Kehadiran Pemimpin, Tanda Legitimasi dan Kepercayaan
Kehadiran Gubernur, pimpinan DPRD, Kapolda, Pangdam, serta tokoh masyarakat dan pemuka agama yang menyambut langsung para peserta aksi adalah anomali yang patut diapresiasi. Pihak pemerintah melalui aparat keamanan tidak mengedepankan barikade atau memperkuat jatidiri dengan mengirimkan pasukan antihuru-hara, melainkan membuka pintu hati dan telinga. Sikap ini bukan hanya sekadar gestur politik, melainkan pengakuan bahwa suara rakyat adalah penguat legitimasi pemerintahan.
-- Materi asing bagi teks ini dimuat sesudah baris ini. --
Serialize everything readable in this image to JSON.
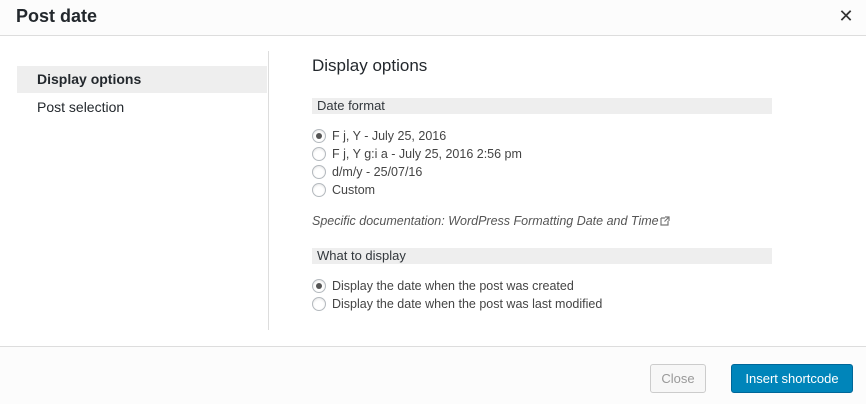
{
  "dialog": {
    "title": "Post date"
  },
  "sidebar": {
    "items": [
      {
        "label": "Display options",
        "active": true
      },
      {
        "label": "Post selection",
        "active": false
      }
    ]
  },
  "main": {
    "heading": "Display options",
    "date_format": {
      "label": "Date format",
      "options": [
        {
          "label": "F j, Y - July 25, 2016",
          "checked": true
        },
        {
          "label": "F j, Y g:i a - July 25, 2016 2:56 pm",
          "checked": false
        },
        {
          "label": "d/m/y - 25/07/16",
          "checked": false
        },
        {
          "label": "Custom",
          "checked": false
        }
      ],
      "doc_prefix": "Specific documentation:",
      "doc_link": "WordPress Formatting Date and Time"
    },
    "what_to_display": {
      "label": "What to display",
      "options": [
        {
          "label": "Display the date when the post was created",
          "checked": true
        },
        {
          "label": "Display the date when the post was last modified",
          "checked": false
        }
      ]
    }
  },
  "footer": {
    "close_label": "Close",
    "insert_label": "Insert shortcode"
  },
  "colors": {
    "primary_button": "#0085ba",
    "active_tab_bg": "#eeeeee",
    "section_head_bg": "#eeeeee"
  }
}
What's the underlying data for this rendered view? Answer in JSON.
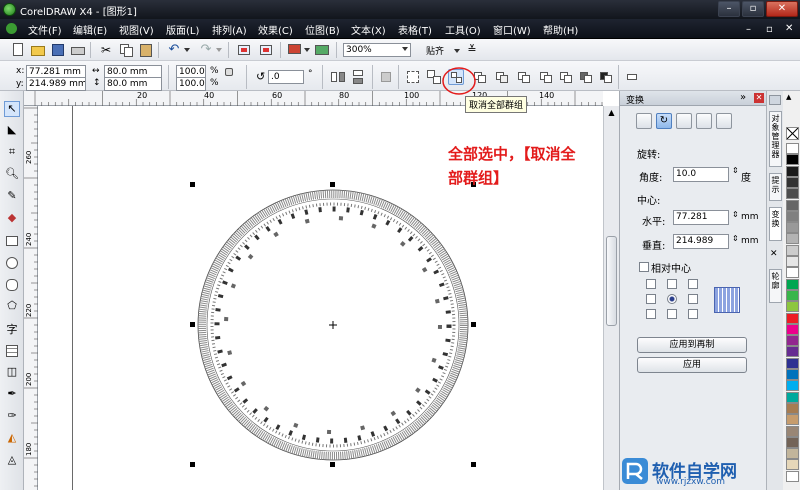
{
  "app": {
    "title": "CorelDRAW X4 - [图形1]",
    "window_buttons": [
      "minimize",
      "restore",
      "close"
    ]
  },
  "menu": {
    "items": [
      "文件(F)",
      "编辑(E)",
      "视图(V)",
      "版面(L)",
      "排列(A)",
      "效果(C)",
      "位图(B)",
      "文本(X)",
      "表格(T)",
      "工具(O)",
      "窗口(W)",
      "帮助(H)"
    ]
  },
  "standard_toolbar": {
    "zoom_value": "300%",
    "snap_label": "贴齐"
  },
  "property_bar": {
    "x_label": "x:",
    "x_value": "77.281 mm",
    "y_label": "y:",
    "y_value": "214.989 mm",
    "width_value": "80.0 mm",
    "height_value": "80.0 mm",
    "scale_x": "100.0",
    "scale_y": "100.0",
    "percent": "%",
    "rotation_value": ".0",
    "degree": "°"
  },
  "rulers": {
    "top_ticks": [
      "20",
      "40",
      "60",
      "80",
      "100",
      "120",
      "140"
    ],
    "left_ticks": [
      "260",
      "240",
      "220",
      "200",
      "180"
    ]
  },
  "tooltip": {
    "text": "取消全部群组"
  },
  "annotation": {
    "line1": "全部选中，【取消全",
    "line2": "部群组】",
    "color": "#e31b1b"
  },
  "docker": {
    "title": "变换",
    "section_rotate": "旋转:",
    "angle_label": "角度:",
    "angle_value": "10.0",
    "angle_unit": "度",
    "center_label": "中心:",
    "h_label": "水平:",
    "h_value": "77.281",
    "h_unit": "mm",
    "v_label": "垂直:",
    "v_value": "214.989",
    "v_unit": "mm",
    "relative_center": "相对中心",
    "apply_copy_button": "应用到再制",
    "apply_button": "应用"
  },
  "side_tabs": [
    "对象管理器",
    "提示",
    "变换",
    "轮廓"
  ],
  "palette_colors": [
    "#ffffff",
    "#000000",
    "#1a1a1a",
    "#333333",
    "#4d4d4d",
    "#666666",
    "#808080",
    "#999999",
    "#b3b3b3",
    "#cccccc",
    "#e6e6e6",
    "#ffffff",
    "#00a651",
    "#39b54a",
    "#8dc63f",
    "#ed1c24",
    "#ec008c",
    "#92278f",
    "#662d91",
    "#2e3192",
    "#0072bc",
    "#00aeef",
    "#00a99d",
    "#a67c52",
    "#c69c6d",
    "#998675",
    "#736357",
    "#c2b59b",
    "#e6d7b9",
    "#ffffff"
  ],
  "watermark": {
    "brand": "软件自学网",
    "url": "www.rjzxw.com"
  }
}
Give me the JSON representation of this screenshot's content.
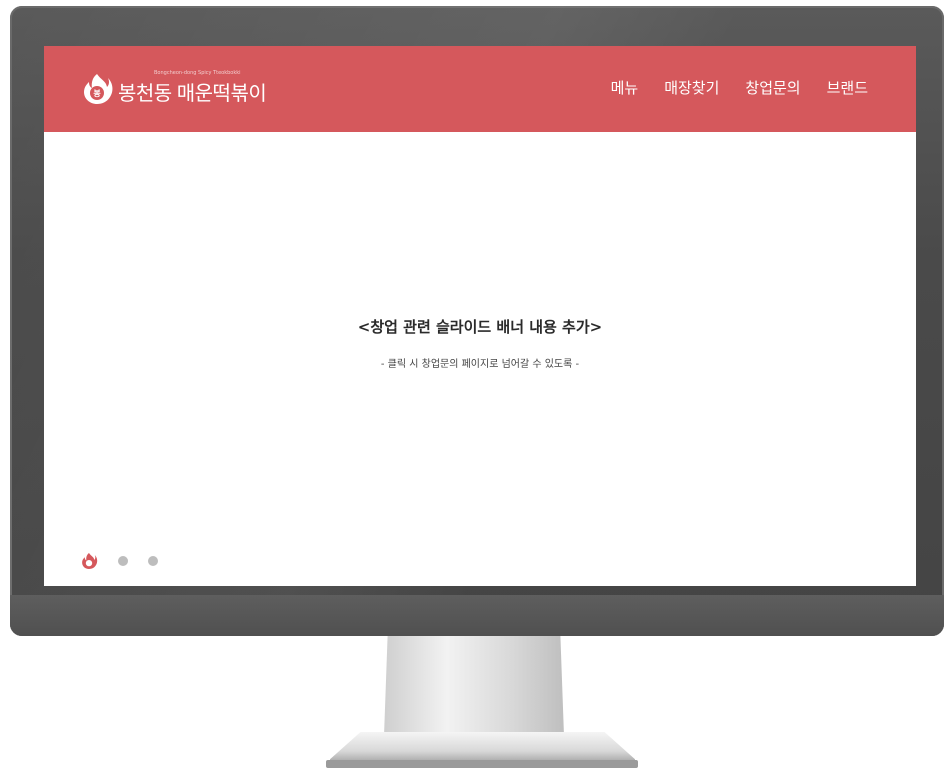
{
  "brand": {
    "name": "봉천동 매운떡볶이",
    "tagline": "Bongcheon-dong Spicy Tteokbokki",
    "accent_color": "#d5585c"
  },
  "nav": {
    "items": [
      {
        "label": "메뉴"
      },
      {
        "label": "매장찾기"
      },
      {
        "label": "창업문의"
      },
      {
        "label": "브랜드"
      }
    ]
  },
  "banner": {
    "title": "<창업 관련 슬라이드 배너 내용 추가>",
    "subtitle": "- 클릭 시 창업문의 페이지로 넘어갈 수 있도록 -"
  },
  "pager": {
    "active_icon": "flame-logo-icon",
    "total_slides": 3,
    "active_index": 0
  }
}
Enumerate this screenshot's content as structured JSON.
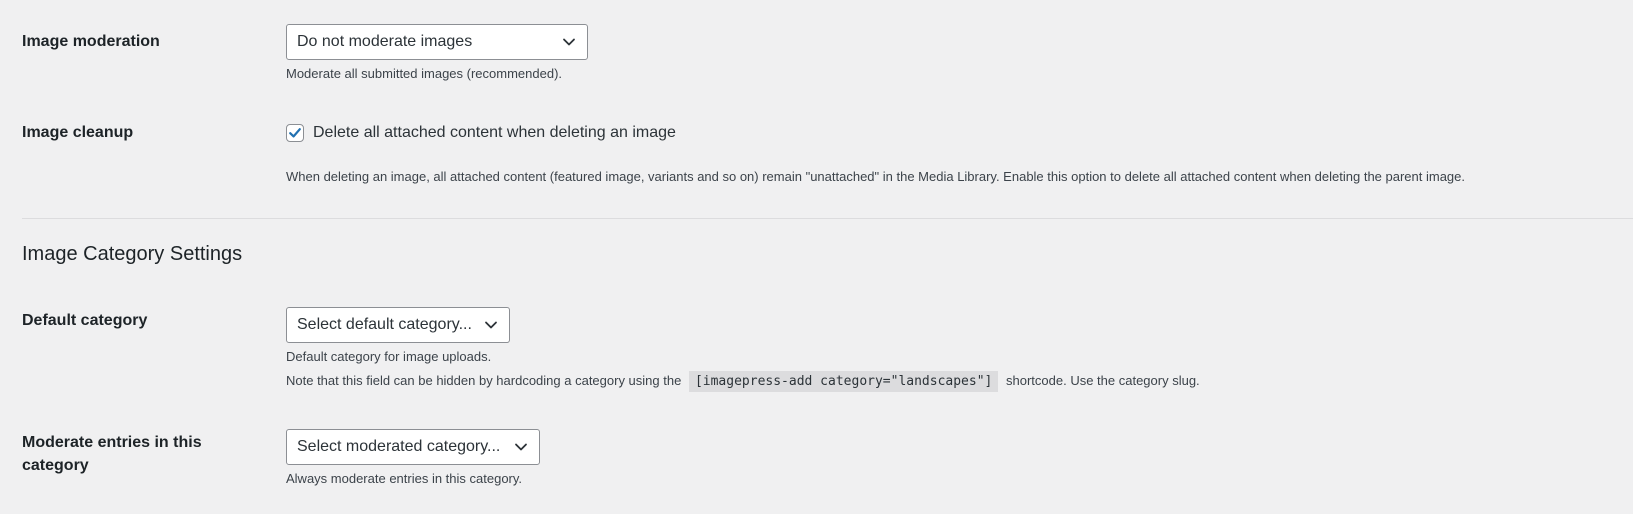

Pemerintah daerah Lampung telah memberikan contoh nyata tentang sebuah kepemimpinan yang matang, yang menganggap kritik sebagai masukan, bukan ancaman. Ini adalah langkah berani yang mendobrak stigma bahwa setiap aksi massa harus direspons dengan ketegangan.
Kedewasaan Massa, Kekuatan Moral Gerakan Sipil
Di sisi lain, kedewasaan para peserta aksi juga tak kalah penting. Mereka datang dengan damai, menyampaikan tuntutan secara terorganisir, dan menghindari segala bentuk anarkisme. Ini membuktikan bahwa masyarakat kita sudah semakin cerdas dan beradab dalam menyampaikan aspirasinya. Mereka memahami bahwa perjuangan untuk keadilan dan perubahan tidak perlu diwarnai kekerasan. Dengan menolak provokasi dan tetap fokus pada tujuan, mereka menunjukkan kekuatan sejati dari gerakan sipil: kekuatan moral dan persatuan.
Peristiwa di Lampung ini harus menjadi model. Ini adalah blueprint bagi daerah lain di Indonesia untuk membangun jembatan antara pemimpin dan rakyat. Demokrasi bukan hanya tentang pemilu, melainkan tentang percakapan sehari-hari yang jujur antara pemerintah dan warganya. Ketika pemimpin bersedia mendengarkan dan rakyat bersedia berbicara dengan damai, setiap masalah dapat diselesaikan tanpa harus ada yang terluka.
Penutup
Aksi “Lampung Melawan” bukan hanya sukses secara teknis karena tidak ada kerusuhan. Lebih dari itu, ia sukses secara substansi. menginspirasi kita semua untuk percaya bahwa dialog adalah revolusi yang paling efektif. Mengingatkan kita bahwa bangsa yang kuat bukan hanya yang memiliki militer tangguh, tetapi yang memiliki pemimpin yang mau duduk bersama, merangkul dan mendengarkan aspirasi rakyatnya, dan rakyat yang tegak menyuarakan kebenaran tanpa harus merusak.
Lampung telah menunjukkan kepada kita, jalan menuju Indonesia yang lebih baik adalah jalan yang dibangun di atas fondasi rasa saling percaya dan empati untuk saling menghargai.